Excesso
Natal, RN 19 de mai 2024

Excesso

17 de fevereiro de 2024
4min
Excesso
Ilustração: Jônatas e Davi por Gottfried Bernhard Goez, 1708-1774. A cabeça de Golias no canto inferior direito

Ajude o Portal Saiba Mais a continuar produzindo jornalismo independente! Apoie com qualquer valor e faça parte dessa iniciativa.

Quero Apoiar

Deus estava em todo lugar. Era isso que eu sabia, era isso que me ensinaram e era nisso que eu acreditava. Me chamo Davi e vou te contar uma história sobre um tempo em que isso começou a ser um tormento....

Eu nasci e cresci em uma congregação religiosa cristã e não há problema algum a relatar quanto a isso... Não, enquanto eu era uma criança... Não, até chegar a adolescência... Não, até eu conhecer Jônatas.

Foi em um domingo comum que nos vimos pela primeira vez. Foi num domingo comum que nossos olhos se prenderam uns aos outros.  Foi num domingo que nos apaixonamos. Foi naquele domingo que Deus começou a me castigar e meu tormento deu início.

Eu iria pro inferno.

Eu era uma desgraça pra Deus.

Eu era contra a natureza de Deus.

Eu estava deixando de ser filho de Deus.

Passei a cultivar um medo imenso... Medo de que todos descobrissem, de que todos notassem alguma coisa, de que eu fosse expulso de casa, da igreja. Medo de perder meus amigos, minhas amigas, minha família... Deus estava ali, vendo tudo. Ele sabia de todos os meus passos, de todos os meus pensamentos, de todos os meus atos...

E eu pecava. Jônatas era meu maior pecado. Eu era seu maior pecado. Pecávamos contra a carne, contra a natureza, contra Deus. Como podíamos nos amar?! Dois homens, adolescentes cheios de hormônios e desejos. Coisa do demônio!!! Como podíamos nos amar?! Davi e Jônatas, Jônatas e Davi. Já havia registro desse amor?! Já, estava na Bíblia. “Indo-se o rapaz, levantou-se Davi do lado do sul e prostrou-se rosto em terra três vezes; e beijaram-se um ao outro e choraram juntos; Davi, porém, muito mais. (1Samuel 20.41)”

Deus estava em todo lugar. Nos meus sonhos Ele aparecia expulsando-me do Paraíso (Adão, Eva ou a Serpente?!); nos meus pensamentos Ele me perseguia, sussurrava em meus ouvidos que eu morreria no inferno, queimando em brasas quentes pela eternidade. A congregação dizia o mesmo, reforçava essa mensagem: “É PECADOOOOOO!!!”

Eu e Jônatas nos olhávamos e baixávamos a cabeça, arrependidos. Tentamos nos afastar. Várias vezes. Brigamos. Inventamos intrigas. Começamos a namorar as garotas da igreja. Queríamos nos redimir diante de Deus. Ele estava em todo lugar e sabia que era legítima nossa culpa, nosso arrependimento... Mas Ele também era testemunha do nosso amor, do nosso desejo, da vontade imensa de estarmos juntos, sentindo o corpo um do outro, nos amando, sendo felizes, sendo quem éramos...

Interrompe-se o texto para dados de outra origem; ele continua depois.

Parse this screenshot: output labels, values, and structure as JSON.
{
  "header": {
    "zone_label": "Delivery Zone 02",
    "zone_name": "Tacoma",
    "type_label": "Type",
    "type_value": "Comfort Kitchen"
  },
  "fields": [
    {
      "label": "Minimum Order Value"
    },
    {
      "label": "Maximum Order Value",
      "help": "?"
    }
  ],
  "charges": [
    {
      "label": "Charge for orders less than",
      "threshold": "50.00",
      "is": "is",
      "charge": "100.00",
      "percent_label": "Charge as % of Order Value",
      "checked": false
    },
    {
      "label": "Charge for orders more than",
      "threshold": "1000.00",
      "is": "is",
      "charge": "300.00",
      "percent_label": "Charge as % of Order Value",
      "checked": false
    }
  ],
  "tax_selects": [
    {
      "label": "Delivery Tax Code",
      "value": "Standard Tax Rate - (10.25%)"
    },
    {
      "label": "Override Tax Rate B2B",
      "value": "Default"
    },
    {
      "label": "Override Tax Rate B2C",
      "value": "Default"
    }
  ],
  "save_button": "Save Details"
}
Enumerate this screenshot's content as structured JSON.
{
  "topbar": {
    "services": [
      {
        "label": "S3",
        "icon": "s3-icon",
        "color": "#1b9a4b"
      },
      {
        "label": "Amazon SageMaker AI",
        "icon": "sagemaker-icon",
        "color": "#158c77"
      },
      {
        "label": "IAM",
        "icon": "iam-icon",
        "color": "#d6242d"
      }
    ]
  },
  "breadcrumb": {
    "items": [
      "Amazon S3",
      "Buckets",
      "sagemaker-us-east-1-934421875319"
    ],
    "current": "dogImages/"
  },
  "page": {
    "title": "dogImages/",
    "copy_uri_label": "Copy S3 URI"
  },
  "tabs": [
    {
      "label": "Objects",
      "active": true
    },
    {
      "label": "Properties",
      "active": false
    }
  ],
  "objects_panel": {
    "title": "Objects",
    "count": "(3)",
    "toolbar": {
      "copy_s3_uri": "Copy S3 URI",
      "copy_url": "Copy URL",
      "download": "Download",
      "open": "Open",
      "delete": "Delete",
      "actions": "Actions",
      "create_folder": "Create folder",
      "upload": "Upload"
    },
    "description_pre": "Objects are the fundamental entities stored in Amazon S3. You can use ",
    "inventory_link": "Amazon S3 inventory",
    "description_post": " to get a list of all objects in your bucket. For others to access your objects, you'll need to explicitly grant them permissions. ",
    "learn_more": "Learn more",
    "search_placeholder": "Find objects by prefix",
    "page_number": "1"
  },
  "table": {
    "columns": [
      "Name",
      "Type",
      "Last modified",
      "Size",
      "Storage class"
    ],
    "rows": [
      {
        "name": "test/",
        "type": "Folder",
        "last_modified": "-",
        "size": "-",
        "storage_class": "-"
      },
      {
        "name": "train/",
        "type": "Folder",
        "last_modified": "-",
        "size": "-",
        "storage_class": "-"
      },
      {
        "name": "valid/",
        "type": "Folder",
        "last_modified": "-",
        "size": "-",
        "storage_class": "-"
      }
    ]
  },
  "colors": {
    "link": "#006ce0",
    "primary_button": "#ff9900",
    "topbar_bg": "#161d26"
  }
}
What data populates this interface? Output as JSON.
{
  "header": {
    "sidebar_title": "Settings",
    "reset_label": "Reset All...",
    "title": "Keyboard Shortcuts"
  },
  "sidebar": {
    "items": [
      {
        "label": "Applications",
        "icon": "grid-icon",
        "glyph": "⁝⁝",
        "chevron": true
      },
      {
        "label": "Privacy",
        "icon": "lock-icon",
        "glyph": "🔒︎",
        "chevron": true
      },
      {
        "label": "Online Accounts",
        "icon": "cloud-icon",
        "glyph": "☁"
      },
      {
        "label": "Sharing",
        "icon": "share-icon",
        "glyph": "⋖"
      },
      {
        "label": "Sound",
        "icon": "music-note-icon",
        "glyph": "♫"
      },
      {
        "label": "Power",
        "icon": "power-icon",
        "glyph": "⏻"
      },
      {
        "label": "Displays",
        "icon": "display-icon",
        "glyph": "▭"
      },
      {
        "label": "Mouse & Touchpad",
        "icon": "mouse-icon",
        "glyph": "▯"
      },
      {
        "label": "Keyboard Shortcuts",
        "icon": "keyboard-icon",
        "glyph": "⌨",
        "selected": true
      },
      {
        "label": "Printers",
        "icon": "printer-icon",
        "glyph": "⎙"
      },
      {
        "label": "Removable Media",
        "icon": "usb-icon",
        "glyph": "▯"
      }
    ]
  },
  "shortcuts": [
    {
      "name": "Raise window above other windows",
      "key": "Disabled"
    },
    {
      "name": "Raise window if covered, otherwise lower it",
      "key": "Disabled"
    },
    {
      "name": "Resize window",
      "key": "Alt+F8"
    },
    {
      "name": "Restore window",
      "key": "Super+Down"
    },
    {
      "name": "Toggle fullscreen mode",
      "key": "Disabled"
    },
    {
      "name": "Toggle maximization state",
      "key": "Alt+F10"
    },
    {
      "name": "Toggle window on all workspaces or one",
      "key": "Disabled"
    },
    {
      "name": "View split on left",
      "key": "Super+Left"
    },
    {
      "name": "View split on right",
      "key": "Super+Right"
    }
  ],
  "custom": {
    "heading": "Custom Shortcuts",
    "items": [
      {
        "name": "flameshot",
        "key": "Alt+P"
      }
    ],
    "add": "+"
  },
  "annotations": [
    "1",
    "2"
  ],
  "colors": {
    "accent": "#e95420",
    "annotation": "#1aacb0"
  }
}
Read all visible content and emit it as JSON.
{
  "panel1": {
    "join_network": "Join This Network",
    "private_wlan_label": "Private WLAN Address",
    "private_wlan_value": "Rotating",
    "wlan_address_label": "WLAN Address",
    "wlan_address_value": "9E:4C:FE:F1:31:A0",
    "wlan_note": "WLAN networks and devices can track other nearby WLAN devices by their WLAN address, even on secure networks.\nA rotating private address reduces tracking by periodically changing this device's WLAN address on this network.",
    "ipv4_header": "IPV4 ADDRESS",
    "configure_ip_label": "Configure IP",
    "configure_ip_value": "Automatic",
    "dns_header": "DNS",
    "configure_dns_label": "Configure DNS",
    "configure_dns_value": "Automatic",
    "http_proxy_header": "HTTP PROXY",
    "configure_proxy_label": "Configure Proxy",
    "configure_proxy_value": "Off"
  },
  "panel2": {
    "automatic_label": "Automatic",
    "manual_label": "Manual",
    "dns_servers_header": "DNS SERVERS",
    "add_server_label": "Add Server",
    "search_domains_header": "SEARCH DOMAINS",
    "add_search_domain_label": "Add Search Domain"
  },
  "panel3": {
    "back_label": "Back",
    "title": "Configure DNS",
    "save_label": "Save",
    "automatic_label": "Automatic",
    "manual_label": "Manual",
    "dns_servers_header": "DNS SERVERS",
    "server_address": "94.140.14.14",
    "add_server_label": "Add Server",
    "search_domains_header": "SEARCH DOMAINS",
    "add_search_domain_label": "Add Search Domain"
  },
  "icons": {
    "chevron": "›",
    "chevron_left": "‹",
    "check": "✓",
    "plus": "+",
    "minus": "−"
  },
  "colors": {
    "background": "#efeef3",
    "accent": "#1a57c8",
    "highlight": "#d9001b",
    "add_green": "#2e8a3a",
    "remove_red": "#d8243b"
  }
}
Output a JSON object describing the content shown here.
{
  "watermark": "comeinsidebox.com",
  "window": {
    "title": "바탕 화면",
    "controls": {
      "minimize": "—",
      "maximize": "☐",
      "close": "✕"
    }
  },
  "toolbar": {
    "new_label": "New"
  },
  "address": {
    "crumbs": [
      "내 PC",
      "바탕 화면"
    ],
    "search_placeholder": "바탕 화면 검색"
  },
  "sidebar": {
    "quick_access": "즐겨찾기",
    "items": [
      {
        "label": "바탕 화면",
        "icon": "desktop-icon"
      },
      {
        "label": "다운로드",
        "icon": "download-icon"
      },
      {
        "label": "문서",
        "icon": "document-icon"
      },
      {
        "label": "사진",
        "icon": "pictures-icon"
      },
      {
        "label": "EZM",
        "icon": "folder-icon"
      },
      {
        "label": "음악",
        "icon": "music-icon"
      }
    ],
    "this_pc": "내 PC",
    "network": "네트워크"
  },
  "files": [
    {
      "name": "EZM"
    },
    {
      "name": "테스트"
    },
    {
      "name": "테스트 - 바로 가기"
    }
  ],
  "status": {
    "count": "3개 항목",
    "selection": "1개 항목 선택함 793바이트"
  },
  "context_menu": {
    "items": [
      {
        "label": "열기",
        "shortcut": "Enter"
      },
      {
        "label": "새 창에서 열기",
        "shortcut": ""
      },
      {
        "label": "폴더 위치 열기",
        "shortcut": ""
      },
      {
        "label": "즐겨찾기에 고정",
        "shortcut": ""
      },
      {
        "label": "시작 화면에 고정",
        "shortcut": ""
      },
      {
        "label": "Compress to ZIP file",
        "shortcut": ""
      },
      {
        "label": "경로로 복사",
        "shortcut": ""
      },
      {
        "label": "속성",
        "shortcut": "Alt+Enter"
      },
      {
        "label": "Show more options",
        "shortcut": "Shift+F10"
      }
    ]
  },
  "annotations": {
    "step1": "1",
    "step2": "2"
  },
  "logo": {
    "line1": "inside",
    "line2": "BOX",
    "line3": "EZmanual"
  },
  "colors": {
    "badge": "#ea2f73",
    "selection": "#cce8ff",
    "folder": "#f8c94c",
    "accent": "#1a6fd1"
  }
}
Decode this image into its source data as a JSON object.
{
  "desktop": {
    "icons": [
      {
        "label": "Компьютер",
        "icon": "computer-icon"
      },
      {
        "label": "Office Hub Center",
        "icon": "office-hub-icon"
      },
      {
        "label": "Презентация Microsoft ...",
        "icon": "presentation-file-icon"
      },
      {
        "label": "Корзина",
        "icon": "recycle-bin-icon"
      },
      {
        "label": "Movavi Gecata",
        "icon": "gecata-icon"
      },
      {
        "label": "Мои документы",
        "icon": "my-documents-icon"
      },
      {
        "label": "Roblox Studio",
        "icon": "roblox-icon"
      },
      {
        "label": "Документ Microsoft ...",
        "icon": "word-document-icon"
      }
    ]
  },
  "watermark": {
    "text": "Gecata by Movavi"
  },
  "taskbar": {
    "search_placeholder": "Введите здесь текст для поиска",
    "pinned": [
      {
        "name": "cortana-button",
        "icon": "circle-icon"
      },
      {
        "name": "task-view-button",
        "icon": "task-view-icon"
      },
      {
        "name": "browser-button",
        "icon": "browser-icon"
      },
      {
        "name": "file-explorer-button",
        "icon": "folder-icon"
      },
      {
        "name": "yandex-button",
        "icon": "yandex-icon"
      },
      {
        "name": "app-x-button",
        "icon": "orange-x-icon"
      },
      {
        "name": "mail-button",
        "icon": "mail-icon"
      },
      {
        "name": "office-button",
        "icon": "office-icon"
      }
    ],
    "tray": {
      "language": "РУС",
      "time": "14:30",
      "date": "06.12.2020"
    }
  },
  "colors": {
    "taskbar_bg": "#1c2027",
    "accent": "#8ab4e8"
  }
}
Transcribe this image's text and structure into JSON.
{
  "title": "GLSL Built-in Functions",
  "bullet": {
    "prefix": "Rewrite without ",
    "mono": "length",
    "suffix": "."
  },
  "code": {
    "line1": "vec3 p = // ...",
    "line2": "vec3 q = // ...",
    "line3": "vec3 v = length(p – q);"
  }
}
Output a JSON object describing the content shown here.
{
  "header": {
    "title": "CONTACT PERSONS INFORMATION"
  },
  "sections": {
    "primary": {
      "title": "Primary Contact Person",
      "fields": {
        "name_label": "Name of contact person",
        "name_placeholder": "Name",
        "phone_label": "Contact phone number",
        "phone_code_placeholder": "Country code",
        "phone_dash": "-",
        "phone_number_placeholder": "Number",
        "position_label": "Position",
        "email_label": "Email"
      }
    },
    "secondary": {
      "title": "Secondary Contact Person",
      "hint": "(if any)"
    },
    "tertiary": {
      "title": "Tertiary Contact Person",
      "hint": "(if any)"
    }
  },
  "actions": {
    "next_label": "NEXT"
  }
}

Sua sombra nos atormentava, nos perseguia, nos encurralava. Até que um dia Jônatas sumiu. Sua família havia se mudado para outra cidade, outro estado, distante... A família dele descobriu nosso amor. Não seríamos mais possíveis. Ele noivara. E eu sofri, caí em um fosso profundo, escuro, onde quem me fazia companhia era Deus. Deus me dizia que eu era uma pessoa pervertida, pecadora, imunda, infeliz; que eu não era digno de ser seu filho; que se continuasse insistindo em ser quem eu era, antinatural, eu seria condenado pela eternidade. Deus estava em todos os lugares inclusive ali, no fosso, me castigando. Estaria eu já no inferno? Deus não já estaria me castigando?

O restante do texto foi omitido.